I’m going to be completely honest and say that I don’t really remember the majority of the plot of the first movie. I should’ve probably rewatched it before diving into the second one, but based on how fucking TERRIBLE the second one is, I can’t imagine I could’ve sat through both movies. The one thing I do remember is that the plot is not focused on the actual kissing booth whatsoever. It shows up at the end, briefly.
I think we have to take into account the fact that this book, yes the movie was a book first, was written by a 15 year old girl. FIFTEEN YEARS OLD. No fucking wonder this shit was so cheesy and weird!! It’s a fanficiton without being a fanfiction.
I genuinely don’t know if I would have such a problem with this movie if it was called literally anything else. I really think this girl should’ve ran with the list of rules Elle and Lee have or the god damn off brand DDR thing they’re obsessed with. Both the list and DDR have much much MUCH bigger plot points than the fucking Kissing Booth that doesn’t show up until the end of the movie. Can you tell I’m annoyed by this fact.
Here’s a list of alternative titles for the Kissing Booth – please keep in mind that I’m terrible at coming up with titles, you know this based on my fucking blog:
- Dance Dance Mania
- The List
- Bestie Rules
- The Bestie Rules
- Best Friend Rules
- Rules of Friendship
- The Movie Where A Teeny Tiny Girl Dates a Giant Himbo Of A Man And He Has To Pick Her Up To Kiss Her And He Makes Her Look So Incredibly Small
- Jacob Elordi is 6’5″ In Case You Forgot
- My Best Friends Brother
- Forbidden Love
Quite literally any of these would have been better titles.

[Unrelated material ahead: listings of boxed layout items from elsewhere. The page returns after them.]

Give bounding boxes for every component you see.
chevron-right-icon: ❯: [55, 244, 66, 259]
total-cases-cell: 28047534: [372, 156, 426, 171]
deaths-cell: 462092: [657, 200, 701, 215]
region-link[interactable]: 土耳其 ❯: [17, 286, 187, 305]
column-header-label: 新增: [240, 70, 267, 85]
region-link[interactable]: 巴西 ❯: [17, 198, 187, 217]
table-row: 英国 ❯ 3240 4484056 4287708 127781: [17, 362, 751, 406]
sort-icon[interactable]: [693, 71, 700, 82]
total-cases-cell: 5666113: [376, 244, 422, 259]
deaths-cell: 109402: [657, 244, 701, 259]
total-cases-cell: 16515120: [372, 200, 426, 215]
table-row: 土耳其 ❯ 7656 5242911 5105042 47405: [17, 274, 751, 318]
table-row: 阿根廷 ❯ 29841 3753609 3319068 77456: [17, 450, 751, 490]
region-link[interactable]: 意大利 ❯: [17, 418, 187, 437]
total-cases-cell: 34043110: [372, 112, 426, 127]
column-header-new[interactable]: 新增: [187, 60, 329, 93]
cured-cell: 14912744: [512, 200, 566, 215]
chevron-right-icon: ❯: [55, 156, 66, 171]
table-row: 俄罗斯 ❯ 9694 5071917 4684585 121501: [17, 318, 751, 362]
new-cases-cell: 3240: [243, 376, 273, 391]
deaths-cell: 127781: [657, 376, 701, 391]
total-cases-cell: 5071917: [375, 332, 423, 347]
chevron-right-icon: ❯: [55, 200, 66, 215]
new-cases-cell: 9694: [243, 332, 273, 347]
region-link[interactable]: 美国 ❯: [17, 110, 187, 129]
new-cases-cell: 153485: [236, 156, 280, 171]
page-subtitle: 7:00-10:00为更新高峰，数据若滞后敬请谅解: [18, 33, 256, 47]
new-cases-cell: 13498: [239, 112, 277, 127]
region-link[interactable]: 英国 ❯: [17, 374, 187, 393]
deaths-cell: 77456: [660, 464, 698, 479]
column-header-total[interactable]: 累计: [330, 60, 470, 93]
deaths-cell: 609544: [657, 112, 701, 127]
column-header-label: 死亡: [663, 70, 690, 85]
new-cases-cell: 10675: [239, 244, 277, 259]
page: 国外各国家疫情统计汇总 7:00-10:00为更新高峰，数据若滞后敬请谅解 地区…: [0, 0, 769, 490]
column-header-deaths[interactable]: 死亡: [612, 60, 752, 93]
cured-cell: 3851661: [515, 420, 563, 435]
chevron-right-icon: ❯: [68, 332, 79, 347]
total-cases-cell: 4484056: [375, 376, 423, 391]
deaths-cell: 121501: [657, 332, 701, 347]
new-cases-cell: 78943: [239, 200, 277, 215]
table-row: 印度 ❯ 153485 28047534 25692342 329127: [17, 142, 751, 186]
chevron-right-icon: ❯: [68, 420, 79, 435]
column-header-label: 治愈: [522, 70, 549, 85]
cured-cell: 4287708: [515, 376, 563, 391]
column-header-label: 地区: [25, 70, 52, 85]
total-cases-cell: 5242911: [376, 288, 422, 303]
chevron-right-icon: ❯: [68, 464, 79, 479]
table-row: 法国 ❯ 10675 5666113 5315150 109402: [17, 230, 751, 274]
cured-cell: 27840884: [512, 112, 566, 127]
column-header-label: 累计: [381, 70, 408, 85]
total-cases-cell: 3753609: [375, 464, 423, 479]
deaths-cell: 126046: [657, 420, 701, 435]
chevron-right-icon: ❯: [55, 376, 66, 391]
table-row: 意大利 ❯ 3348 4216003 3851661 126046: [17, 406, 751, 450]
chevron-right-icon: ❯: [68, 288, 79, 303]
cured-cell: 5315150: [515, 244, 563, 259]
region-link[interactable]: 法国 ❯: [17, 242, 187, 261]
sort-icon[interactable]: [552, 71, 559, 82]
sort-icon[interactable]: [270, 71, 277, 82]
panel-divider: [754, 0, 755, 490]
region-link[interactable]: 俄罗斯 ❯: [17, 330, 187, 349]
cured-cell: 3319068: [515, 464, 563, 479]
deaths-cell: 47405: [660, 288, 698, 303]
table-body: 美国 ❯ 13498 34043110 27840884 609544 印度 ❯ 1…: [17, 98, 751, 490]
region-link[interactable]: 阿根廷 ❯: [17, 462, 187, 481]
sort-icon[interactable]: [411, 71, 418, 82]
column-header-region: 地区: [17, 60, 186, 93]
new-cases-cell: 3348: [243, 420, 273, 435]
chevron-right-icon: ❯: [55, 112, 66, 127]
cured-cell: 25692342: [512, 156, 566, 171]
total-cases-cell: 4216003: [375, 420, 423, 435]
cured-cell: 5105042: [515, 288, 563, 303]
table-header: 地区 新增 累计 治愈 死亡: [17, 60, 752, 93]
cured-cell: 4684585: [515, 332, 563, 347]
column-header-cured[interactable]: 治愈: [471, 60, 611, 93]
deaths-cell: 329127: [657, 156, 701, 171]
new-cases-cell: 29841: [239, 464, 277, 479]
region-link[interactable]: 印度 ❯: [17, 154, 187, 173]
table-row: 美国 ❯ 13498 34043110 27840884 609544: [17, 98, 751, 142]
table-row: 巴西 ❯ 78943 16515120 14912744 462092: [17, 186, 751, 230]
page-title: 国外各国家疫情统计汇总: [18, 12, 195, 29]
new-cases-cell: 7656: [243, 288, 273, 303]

While we’re here I just want to thirst over Jacob Elordi’s size for a moment. The man is 6’5″. And he’s not a lanky and small 6’5″, he’s a thicc and huge 6’5″ and it makes me want to cry. His hands are huge, his thighs are huge, his arms are huge, his legs are huge, his chest is huge, his *redacted* is probably huge. He is always cast with such tiny women.
THIS is the height difference I deserve. Although that would put them at like 6’10 probably so I guess I’ll just make my way to the bubble.
Sorry for that little tangent there. It needed to happen. Thanks for listening. Beth Reekles, if you’re reading this, please reconsider the titles of your books. The potential is so there.